La dépression post-partum se manifeste aussi chez le père, mais le problème demeure mal connu et risque de passer sous le radar, prévient une nouvelle étude britannique.

Des chercheurs de l’Université Anglia Ruskin rapportent dans le Journal of Mental Health que seulement 76 % des quelque 400 participants à leur recherche ont réalisé que quelque chose clochait avec le papa après avoir pris connaissance de ses symptômes, contre 97 % pour la maman.

De manière encore plus pointue, 90 % des sujets ont reconnu que la maman souffrait d’une dépression post-partum, mais seulement 46 % d’entre eux en sont venus à cette conclusion dans le cas du papa.

21 % des participants ont estimé que l’homme était simplement fatigué, contre un minime 0,5 % pour la femme.

Le problème est pourtant plus répandu qu’on ne le croit.

« Environ 10 % des papas auront une dépression avant que le bébé ait un an, a rappelé la docteure Anabel Carmel, qui rejoindra prochainement l’équipe du CHU Sainte-Justine. Mais quand la maman a une dépression post-partum, le risque du papa augmente à 50 %, selon certaines études. »

Il se pourrait toutefois très bien que ce 10 % ne soit que la pointe de l’iceberg.

« En médecine […], c’est clair qu’on trouve ce qu’on cherche, a souligné la docteure Carmel. La dépression post-partum chez le papa, c’est quelque chose qu’on commence à reconnaître, qui devient de plus en plus d’actualité, mais qui n’est pas nécessairement un phénomène reconnu pour lequel on fait un dépistage de manière commune. »

Plus connu chez la femme

La mère recevra des soins pendant toute sa grossesse et profitera donc un peu d’un suivi par défaut à ce sujet. Plusieurs questions seront posées au sujet de sa santé mentale, puisque les équipes d’obstétriques sont très sensibilisées au problème de la dépression post-partum chez la femme.

Il n’en va pas de même pour le père.

« Dans les études, plusieurs pères mentionnent que leur présence est parfois ignorée quand ils sont aux rendez-vous, ou alors on ne posera pas de questions par rapport au papa en tant que tel, donc c’est facile de passer à côté », a dit la docteure Carmel.

Le père et la mère vivront la transition vers la parentalité de manière bien différente.
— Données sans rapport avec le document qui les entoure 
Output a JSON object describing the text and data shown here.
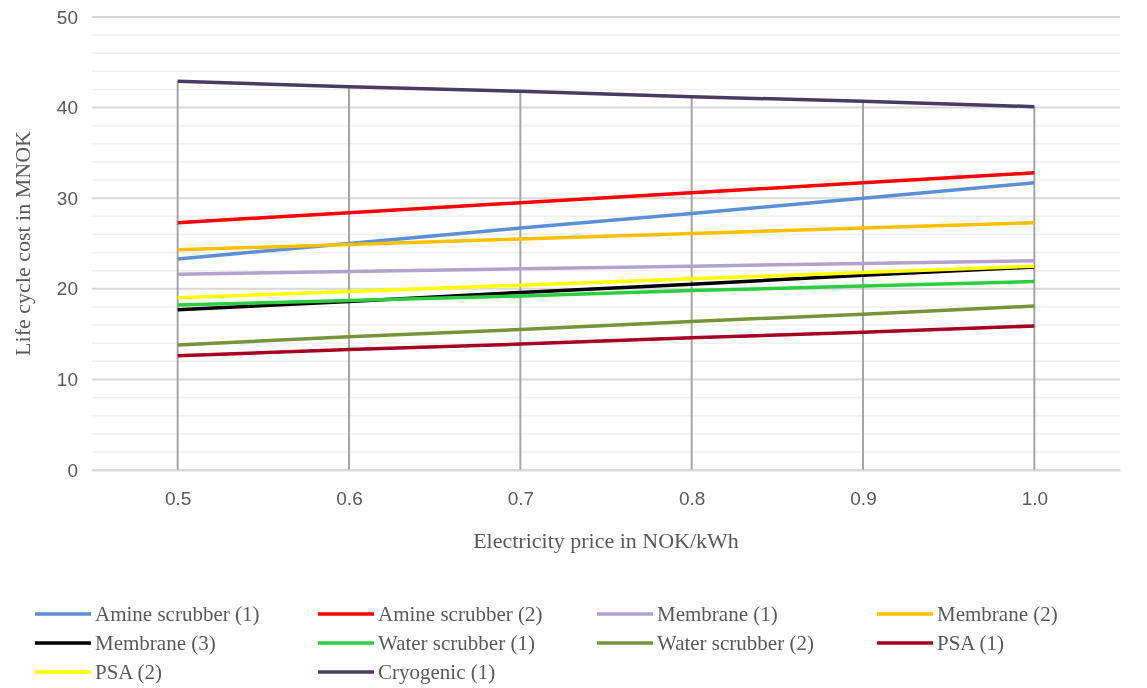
{
  "chart_data": {
    "type": "line",
    "xlabel": "Electricity price in NOK/kWh",
    "ylabel": "Life cycle cost in MNOK",
    "x": [
      0.5,
      0.6,
      0.7,
      0.8,
      0.9,
      1.0
    ],
    "xlim": [
      0.45,
      1.05
    ],
    "xticks": [
      {
        "value": 0.5,
        "label": "0.5"
      },
      {
        "value": 0.6,
        "label": "0.6"
      },
      {
        "value": 0.7,
        "label": "0.7"
      },
      {
        "value": 0.8,
        "label": "0.8"
      },
      {
        "value": 0.9,
        "label": "0.9"
      },
      {
        "value": 1.0,
        "label": "1.0"
      }
    ],
    "ylim": [
      0,
      50
    ],
    "yticks": [
      0,
      {
        "value": 2,
        "label": null
      },
      {
        "value": 4,
        "label": null
      },
      {
        "value": 6,
        "label": null
      },
      {
        "value": 8,
        "label": null
      },
      10,
      {
        "value": 12,
        "label": null
      },
      {
        "value": 14,
        "label": null
      },
      {
        "value": 16,
        "label": null
      },
      {
        "value": 18,
        "label": null
      },
      20,
      {
        "value": 22,
        "label": null
      },
      {
        "value": 24,
        "label": null
      },
      {
        "value": 26,
        "label": null
      },
      {
        "value": 28,
        "label": null
      },
      30,
      {
        "value": 32,
        "label": null
      },
      {
        "value": 34,
        "label": null
      },
      {
        "value": 36,
        "label": null
      },
      {
        "value": 38,
        "label": null
      },
      40,
      {
        "value": 42,
        "label": null
      },
      {
        "value": 44,
        "label": null
      },
      {
        "value": 46,
        "label": null
      },
      {
        "value": 48,
        "label": null
      },
      50
    ],
    "grid": true,
    "legend": "bottom",
    "marker": "none",
    "line_style": "solid",
    "series": [
      {
        "name": "Amine scrubber (1)",
        "color": "#5b8fd6",
        "values": [
          23.3,
          25.0,
          26.7,
          28.3,
          30.0,
          31.7
        ]
      },
      {
        "name": "Amine scrubber (2)",
        "color": "#ff0000",
        "values": [
          27.3,
          28.4,
          29.5,
          30.6,
          31.7,
          32.8
        ]
      },
      {
        "name": "Membrane (1)",
        "color": "#b4a2cc",
        "values": [
          21.6,
          21.9,
          22.2,
          22.5,
          22.8,
          23.1
        ]
      },
      {
        "name": "Membrane (2)",
        "color": "#ffc000",
        "values": [
          24.3,
          24.9,
          25.5,
          26.1,
          26.7,
          27.3
        ]
      },
      {
        "name": "Membrane (3)",
        "color": "#000000",
        "values": [
          17.7,
          18.6,
          19.6,
          20.5,
          21.5,
          22.4
        ]
      },
      {
        "name": "Water scrubber (1)",
        "color": "#2ecc40",
        "values": [
          18.2,
          18.7,
          19.2,
          19.8,
          20.3,
          20.8
        ]
      },
      {
        "name": "Water scrubber (2)",
        "color": "#77933c",
        "values": [
          13.8,
          14.7,
          15.5,
          16.4,
          17.2,
          18.1
        ]
      },
      {
        "name": "PSA (1)",
        "color": "#a50021",
        "values": [
          12.6,
          13.3,
          13.9,
          14.6,
          15.2,
          15.9
        ]
      },
      {
        "name": "PSA (2)",
        "color": "#ffff00",
        "values": [
          19.0,
          19.7,
          20.4,
          21.1,
          21.8,
          22.5
        ]
      },
      {
        "name": "Cryogenic (1)",
        "color": "#4b3b63",
        "values": [
          42.9,
          42.3,
          41.8,
          41.2,
          40.7,
          40.1
        ]
      }
    ]
  }
}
La mère a grandi avec le bébé et a vu son corps se transformer. Pour le père, la transition est beaucoup moins concrète. Il devra se forger une nouvelle identité et assumer un nouveau rôle masculin, avec plus ou moins de temps pour se préparer et plus ou moins d’expérience pour le faire.

« Parfois les papas peuvent vivre beaucoup d’impuissance dans cette transition-là, qui peut même être traumatique quand on pense à des grossesses qui sont compliquées, des accouchements qui sont compliqués, a expliqué la docteure Carmel. Ils peuvent être confrontés à leur impuissance, à leur ignorance, ils ont de la misère à communiquer leur vécu à l’équipe […] ou même à leur partenaire. Ça transforme vraiment leur vie au niveau du couple, au niveau personnel, au niveau professionnel, et les attentes et la réalité ne se rejoignent pas toujours. »

Les symptômes de base de la dépression post-partum chez le père — comme un manque de motivation ou de plaisir — pourront être similaires à ceux de la mère.

Mais chez le père, prévient la docteure Carmel, il pourra aussi y avoir des expressions particulières qui ne seront pas nécessairement reconnues comme étant des manifestations de la dépression.

« Dans les études, on voit que plusieurs pères expriment de la fatigue, beaucoup d’irritabilité, de colère… Il y a un risque plus élevé de consommation d’alcool, de drogue. Il peut aussi y avoir un certain évitement sur le plan affectif par le père », a-t-elle dit.

Les premiers mois avec un bébé ne sont souvent pas faciles et sont fréquemment marqués par un manque de sommeil et beaucoup de stress, et il faut en être conscient, a-t-elle ajouté.

« Un autre message important est de valoriser le rôle unique du papa et ne pas l’ignorer quand il est présent », a-t-elle lancé en conclusion.